Reputation: 1043
I want to split a sentence based on several keywords:
p = r'(?:^|\s)(standard|of|total|sum)(?:\s|$)'
re.split(p,'10-methyl-Hexadecanoic acid of total fatty acids')
This outputs:
['10-methyl-Hexadecanoic acid', 'of', 'total fatty acids']
Expected output: ['10-methyl-Hexadecanoic acid', 'of', 'total', 'fatty acids']
I am not sure why the reg. expression does not split based on the token 'total'.
Upvotes: 2
Views: 72
Reputation: 663
By string slicing:
def search(string, search_terms):
# Init
ret = []
# Find all terms
# Does not find duplicates, employ count() for that
for term in search_terms:
found = string.find(term)
# Not found
if found < 0:
continue
# Add index of found and length of term
ret.append((found, len(term),))
# Not found
if ret == []:
return [string]
# Sort by index
ret.sort(key=lambda x: x[0])
# Init results list
end = []
# Do first found as it is special
generator = iter(ret)
ind, length = next(generator)
# End index of match
end_index = ind + length
# Add both to results list
end.append(string[:ind])
end.append(string[ind:end_index])
# Do for all other results
for ind, length in generator:
end.append(string[end_index:ind])
end_index = ind + length
end.append(string[ind:end_index])
# Add rest of the string to results
end.append(string[end_index:])
return end
# Initiaze
search_terms = ("standard", "of", "total", "sum")
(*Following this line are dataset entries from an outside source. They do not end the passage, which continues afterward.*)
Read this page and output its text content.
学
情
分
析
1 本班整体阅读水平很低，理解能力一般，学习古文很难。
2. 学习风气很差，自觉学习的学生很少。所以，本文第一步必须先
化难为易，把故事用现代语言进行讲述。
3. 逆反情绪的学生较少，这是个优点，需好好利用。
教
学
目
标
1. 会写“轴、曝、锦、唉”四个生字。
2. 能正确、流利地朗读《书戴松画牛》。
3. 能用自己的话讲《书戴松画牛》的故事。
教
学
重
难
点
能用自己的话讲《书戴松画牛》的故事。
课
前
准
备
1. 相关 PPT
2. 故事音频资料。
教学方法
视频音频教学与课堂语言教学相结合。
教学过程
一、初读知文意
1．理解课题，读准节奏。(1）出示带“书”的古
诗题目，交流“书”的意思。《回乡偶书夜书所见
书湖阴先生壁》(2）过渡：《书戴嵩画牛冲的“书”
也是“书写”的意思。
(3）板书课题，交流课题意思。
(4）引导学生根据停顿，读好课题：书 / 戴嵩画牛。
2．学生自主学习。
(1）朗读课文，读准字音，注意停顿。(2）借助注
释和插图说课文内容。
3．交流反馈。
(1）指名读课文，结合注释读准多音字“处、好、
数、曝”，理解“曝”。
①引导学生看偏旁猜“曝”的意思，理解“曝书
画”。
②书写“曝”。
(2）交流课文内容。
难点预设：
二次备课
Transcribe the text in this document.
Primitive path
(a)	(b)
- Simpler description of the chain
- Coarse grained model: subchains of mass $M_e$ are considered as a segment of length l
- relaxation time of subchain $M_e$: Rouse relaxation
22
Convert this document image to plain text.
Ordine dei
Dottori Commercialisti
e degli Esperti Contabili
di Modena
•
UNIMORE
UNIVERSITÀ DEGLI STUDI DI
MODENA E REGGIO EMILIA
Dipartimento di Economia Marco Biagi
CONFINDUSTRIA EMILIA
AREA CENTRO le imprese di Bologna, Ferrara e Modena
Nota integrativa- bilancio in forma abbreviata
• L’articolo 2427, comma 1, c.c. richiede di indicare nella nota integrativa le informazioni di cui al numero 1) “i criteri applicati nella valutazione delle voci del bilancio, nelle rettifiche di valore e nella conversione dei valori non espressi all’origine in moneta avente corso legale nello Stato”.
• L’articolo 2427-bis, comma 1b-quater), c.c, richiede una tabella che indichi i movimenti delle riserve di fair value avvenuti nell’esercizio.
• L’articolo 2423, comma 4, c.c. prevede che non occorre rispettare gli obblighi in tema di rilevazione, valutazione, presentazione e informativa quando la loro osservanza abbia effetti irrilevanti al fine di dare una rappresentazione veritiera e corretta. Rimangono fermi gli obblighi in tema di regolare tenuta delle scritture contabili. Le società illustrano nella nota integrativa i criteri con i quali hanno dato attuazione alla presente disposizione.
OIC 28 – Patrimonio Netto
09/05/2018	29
string = '10-methyl-Hexadecanoic acid of total fatty acids'
print(search(string, search_terms))
# ['10-methyl-Hexadecanoic acid ', 'of', ' ', 'total', ' fatty acids']
Whitespaces can be removed easily if it is necessary.
Upvotes: 0
Reputation: 626870
You may use
import re
p = r'(?<!\S)(standard|of|total|sum)(?!\S)'
s = '10-methyl-Hexadecanoic acid of total fatty acids'
print([x.strip() for x in re.split(p,s) if x.strip()])
# => ['10-methyl-Hexadecanoic acid', 'of', 'total', 'fatty acids']
See the Python demo
Details
(?<!\S)(standard|of|total|sum)(?!\S)
will match and capture into Group 1 words in the group when enclosed with whitespaces or at the string start/end.if x.strip()
) and x.strip()
will trim whitespace from each non-blank item. Upvotes: 3